Friday, March 18, 2011

Abacus

I sat to mix glue for a canvas in a quiet apartment. The morning sun was warm and my sleep that night had been dreamless. Lately I’ve been more aware of dreams after I had awakened Ana a few weeks prior during my frequent night terror. It was more than terror though; it was pure fear, that’s how it registered with Ana anyway. I don’t recall the dream but I do recall the terror and the look in her sparkling eyes. Those projecting eyes. I sat now alone feeling the closeness of these walls, searching for some direction even though I knew already the canvas would become transformed letter forms so I could feel the labor and code of them without a clear meaning save for it’s symbolic dribbling. That would be enough, almost like the moments of lucidity before the Alzheimer’s erases a history. Here in this quiet room waiting for a heavy abacus.

What I permit myself mostly is a fighting event. It seeks and almost necessitates a limit, then a fight. This is how it goes. So without thinking I move to take out Ana and the boy. “I like you” she says, but as she does (and I’m pleased at this) I think to the restless night before. Ana up to take care of the boy then back into a cold bed for lack of warmth and a decisive mood. This and the insufferable reality that maybe I’m just reading all responses wrong, something like double vision. When presented back with a similar question, “what do you like about me?” I go blank. I recall a love and energy but what I like is like asking heaven to point out the favored ones on a battlefield. My response was just a present-ness though I was on the spot again preferring to let it conjure itself up. I like your smile and all of our talks. I like the way you think. I like the openness we share. I was also aware that this was just a thought, that I remained silent and my distance was once again related to myself. My stupid self again. So I let it go.

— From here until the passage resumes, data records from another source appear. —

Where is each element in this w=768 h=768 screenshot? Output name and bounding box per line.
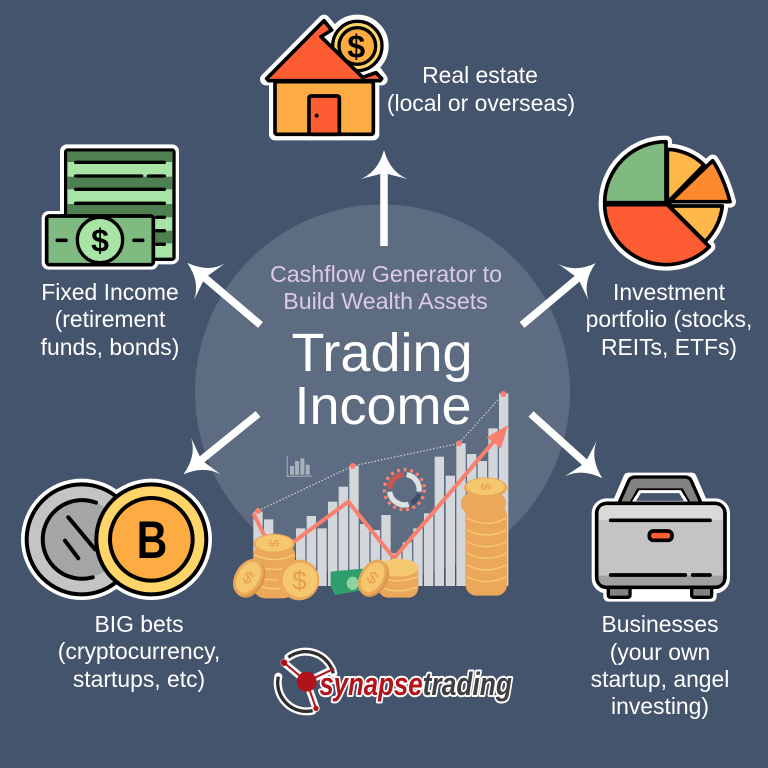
label: fixed income bbox=[41, 279, 179, 360]
coin stack: right bbox=[461, 477, 507, 596]
icon: house with coin: $ bbox=[347, 28, 365, 64]
label: real estate bbox=[387, 62, 575, 116]
logo: synapsetrading: trading bbox=[423, 666, 512, 702]
subtitle bbox=[270, 261, 502, 314]
label: businesses: Businesses bbox=[601, 611, 719, 637]
label: real estate: Real estate bbox=[422, 62, 538, 88]
loose coin: left: $ bbox=[239, 567, 257, 588]
icon: pie chart bbox=[605, 142, 730, 265]
loose coin: left bbox=[226, 553, 272, 603]
donut icon bbox=[384, 470, 424, 510]
logo ring halo bbox=[278, 652, 333, 711]
logo: synapsetrading: synapse bbox=[319, 666, 423, 702]
label: fixed income: Fixed Income bbox=[41, 279, 179, 305]
icon: banknotes and stack: $ bbox=[91, 222, 109, 258]
coin stack: left bbox=[253, 534, 295, 598]
title: Trading Income: Trading bbox=[291, 323, 473, 383]
label: investment portfolio: portfolio (stocks, bbox=[586, 306, 752, 332]
label: businesses: startup, angel bbox=[591, 666, 729, 692]
icon: briefcase bbox=[597, 477, 725, 597]
label: investment portfolio: Investment bbox=[613, 279, 726, 305]
label: fixed income: funds, bonds) bbox=[41, 334, 179, 360]
subtitle: Cashflow Generator to bbox=[270, 261, 502, 287]
icon: house with coin bbox=[266, 21, 383, 134]
coin stack: middle bbox=[378, 559, 418, 598]
icon: coins bbox=[21, 479, 212, 600]
label: investment portfolio bbox=[586, 279, 752, 360]
icon: banknotes and stack bbox=[47, 149, 174, 265]
label: big bets: (cryptocurrency, bbox=[58, 638, 220, 664]
arrow: to big bets bbox=[169, 396, 273, 493]
subtitle: Build Wealth Assets bbox=[283, 288, 488, 314]
label: investment portfolio: REITs, ETFs) bbox=[601, 334, 737, 360]
coin stack: right: $ bbox=[478, 483, 493, 491]
logo ring bbox=[278, 652, 333, 711]
title: Trading Income: Income bbox=[294, 376, 472, 436]
dotted trend line bbox=[255, 391, 506, 514]
logo: synapsetrading bbox=[278, 652, 512, 711]
loose coin: middle bbox=[352, 554, 395, 602]
small bar icon bbox=[287, 456, 312, 477]
label: real estate: (local or overseas) bbox=[387, 90, 575, 116]
central circle bbox=[195, 204, 570, 580]
loose coin: middle: $ bbox=[364, 567, 381, 588]
coin stack: left: $ bbox=[266, 540, 281, 548]
label: fixed income: (retirement bbox=[55, 306, 166, 332]
label: big bets bbox=[58, 611, 220, 692]
label: big bets: BIG bets bbox=[94, 611, 184, 637]
rising arrow line bbox=[253, 425, 508, 558]
arrow: to investment portfolio bbox=[507, 245, 611, 343]
banknotes bbox=[331, 569, 363, 595]
label: big bets: startups, etc) bbox=[73, 666, 205, 692]
dollar coin bbox=[279, 560, 319, 600]
icon: coins: B bbox=[137, 511, 167, 570]
label: businesses: investing) bbox=[611, 693, 709, 719]
arrow: to fixed income bbox=[172, 245, 276, 343]
arrow: up to real estate bbox=[360, 150, 408, 246]
title: Trading Income bbox=[291, 323, 473, 436]
bar chart bbox=[253, 393, 508, 586]
dollar coin: $ bbox=[292, 565, 307, 595]
arrow: to businesses bbox=[515, 397, 618, 496]
chart illustration bbox=[226, 391, 508, 603]
label: businesses bbox=[591, 611, 729, 719]
label: businesses: (your own bbox=[610, 639, 710, 665]
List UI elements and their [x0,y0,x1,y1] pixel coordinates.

Reaching for some measure of assurance I recall a line from psalm 85 "Mercy and truth are met together; righteousness and peace have kissed each other." Lines from these psalms just float up from beneath a whale and surface into the atmosphere, programmed internally from youth to direct the safety of daydreaming. Lately I’m less angry about them. Maybe it’s because Buttercup died and left me with two last thoughts. One was these words, “I’ll get your package to you soon” though the parcel has not arrived nor do I believe there is one for this life. And two, that death, for those who have constructed my long challenged spiritual bed, is not finality. For now.